Left ventricular hypertrophy (LVH) and increased left ventricular (LV) mass are known to be associated with increased risk of cardiovascular disease, death from cardiovascular disease, all‐cause mortality, supraventricular and ventricular arrhythmias, and SCA.10, 11, 12, 13 LV mass index (LVMI) along with relative wall thickness (ratio of wall thickness to LV diameter) (RWT) have been employed for classification of 4 LV geometric patterns: normal geometry (normal LVMI and normal RWT), concentric remodeling (normal LVMI and increased RWT), eccentric hypertrophy (increased LVMI and normal RWT), and concentric hypertrophy (increased LVMI and increased RWT).14 The 4 LV geometry patterns have been shown to confer unique risks for cardiovascular morbidity and all‐cause mortality, with concentric hypertrophy typically conferring the highest risk, followed by eccentric hypertrophy, and then concentric remodeling.15, 16, 17 A recent study in subjects with ICDs and reduced LVEF found the magnitude of eccentric geometry, as determined by low versus high RWT, to be a significant predictor of recurrent ventricular arrhythmias.18 However, to the best of our knowledge, the risk associated with the pattern of LV geometry, specifically eccentric hypertrophy, has not yet been evaluated in subjects with reduced LV function at risk of SCA in the general population. We therefore sought to determine whether different LV geometry patterns are associated with higher SCA risk in patients with reduced LVEF.
Methods
Study Population
SCA cases occurring between February 1, 2002 and January 31, 2015 as well as geographic controls were obtained from subjects in the Oregon Sudden Unexpected Death Study (Oregon SUDS), a prospective study of out‐of‐hospital cardiac arrest in Portland, Oregon (population ~1 million) ongoing since 2002. Methods for this study have been published in detail previously.19 Briefly, cases of out‐of‐hospital cardiac arrest were identified through multiple sources including fire department, ambulance services, local hospital emergency rooms, and the county medical examiner's office. SCA was defined as a sudden, unexpected, pulseless condition of likely cardiac etiology if witnessed, and within 24 hours of last having been seen in usual state of health if unwitnessed.

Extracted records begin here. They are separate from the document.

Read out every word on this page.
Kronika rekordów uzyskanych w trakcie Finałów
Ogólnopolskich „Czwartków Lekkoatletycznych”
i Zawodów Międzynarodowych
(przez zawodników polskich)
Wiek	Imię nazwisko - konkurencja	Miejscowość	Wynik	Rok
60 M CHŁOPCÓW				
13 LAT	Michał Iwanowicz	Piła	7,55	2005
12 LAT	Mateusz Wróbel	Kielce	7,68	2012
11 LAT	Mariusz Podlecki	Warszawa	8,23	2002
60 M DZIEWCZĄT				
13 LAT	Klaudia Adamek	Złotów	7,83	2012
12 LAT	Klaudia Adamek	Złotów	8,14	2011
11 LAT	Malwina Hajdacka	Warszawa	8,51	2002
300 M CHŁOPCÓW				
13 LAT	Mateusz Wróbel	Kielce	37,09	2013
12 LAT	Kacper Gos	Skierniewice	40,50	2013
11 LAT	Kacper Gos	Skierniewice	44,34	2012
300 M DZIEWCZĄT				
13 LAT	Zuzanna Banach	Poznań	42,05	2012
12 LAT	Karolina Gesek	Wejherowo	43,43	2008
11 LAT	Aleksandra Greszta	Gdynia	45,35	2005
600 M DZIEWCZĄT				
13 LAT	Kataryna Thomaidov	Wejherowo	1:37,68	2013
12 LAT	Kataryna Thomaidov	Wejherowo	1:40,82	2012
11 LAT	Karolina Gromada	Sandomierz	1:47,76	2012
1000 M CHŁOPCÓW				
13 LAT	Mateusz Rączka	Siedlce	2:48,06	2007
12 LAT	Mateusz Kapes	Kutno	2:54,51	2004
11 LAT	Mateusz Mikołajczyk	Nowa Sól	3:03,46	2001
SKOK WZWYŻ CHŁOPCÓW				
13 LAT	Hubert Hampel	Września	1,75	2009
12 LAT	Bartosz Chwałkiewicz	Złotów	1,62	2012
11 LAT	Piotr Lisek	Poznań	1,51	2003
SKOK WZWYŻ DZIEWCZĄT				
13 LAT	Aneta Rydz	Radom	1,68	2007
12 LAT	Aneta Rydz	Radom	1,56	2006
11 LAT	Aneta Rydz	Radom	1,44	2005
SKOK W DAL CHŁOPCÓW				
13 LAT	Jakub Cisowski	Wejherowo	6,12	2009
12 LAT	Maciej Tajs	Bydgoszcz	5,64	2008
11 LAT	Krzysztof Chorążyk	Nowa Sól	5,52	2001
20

Noncardiac causes of death such as trauma, drug overdose, pulmonary embolism, cerebrovascular accident, or chronic terminal illness were excluded. Both survivors and nonsurvivors of the cardiac arrest event were included in the cases. A 3‐physician review of available medical records/autopsy reports was performed for adjudication of SCA. Unmatched geographic controls were used as the comparison group. Because previous community‐based studies have shown ≥80% of SCA patients to have associated coronary artery disease (CAD),20 around 80% of controls included in our analysis had CAD. These subjects were required to have had no history of prior ventricular arrhythmia or cardiac arrest. CAD was defined as having ≥50% stenosis of a major coronary artery, history of myocardial infarction, or history of coronary artery bypass grafting or percutaneous coronary intervention. Hypertension was defined as clinical history of hypertension documented in the medical records. Diabetes mellitus was defined as documented history of diabetes mellitus in the medical records or by the use of insulin or other hypoglycemic agent. Control subjects were ascertained from multiple sources: chest pain patients attended by emergency medical services, outpatient clinics, patients undergoing angiography, and patients from a large health maintenance organization in the Portland metro area.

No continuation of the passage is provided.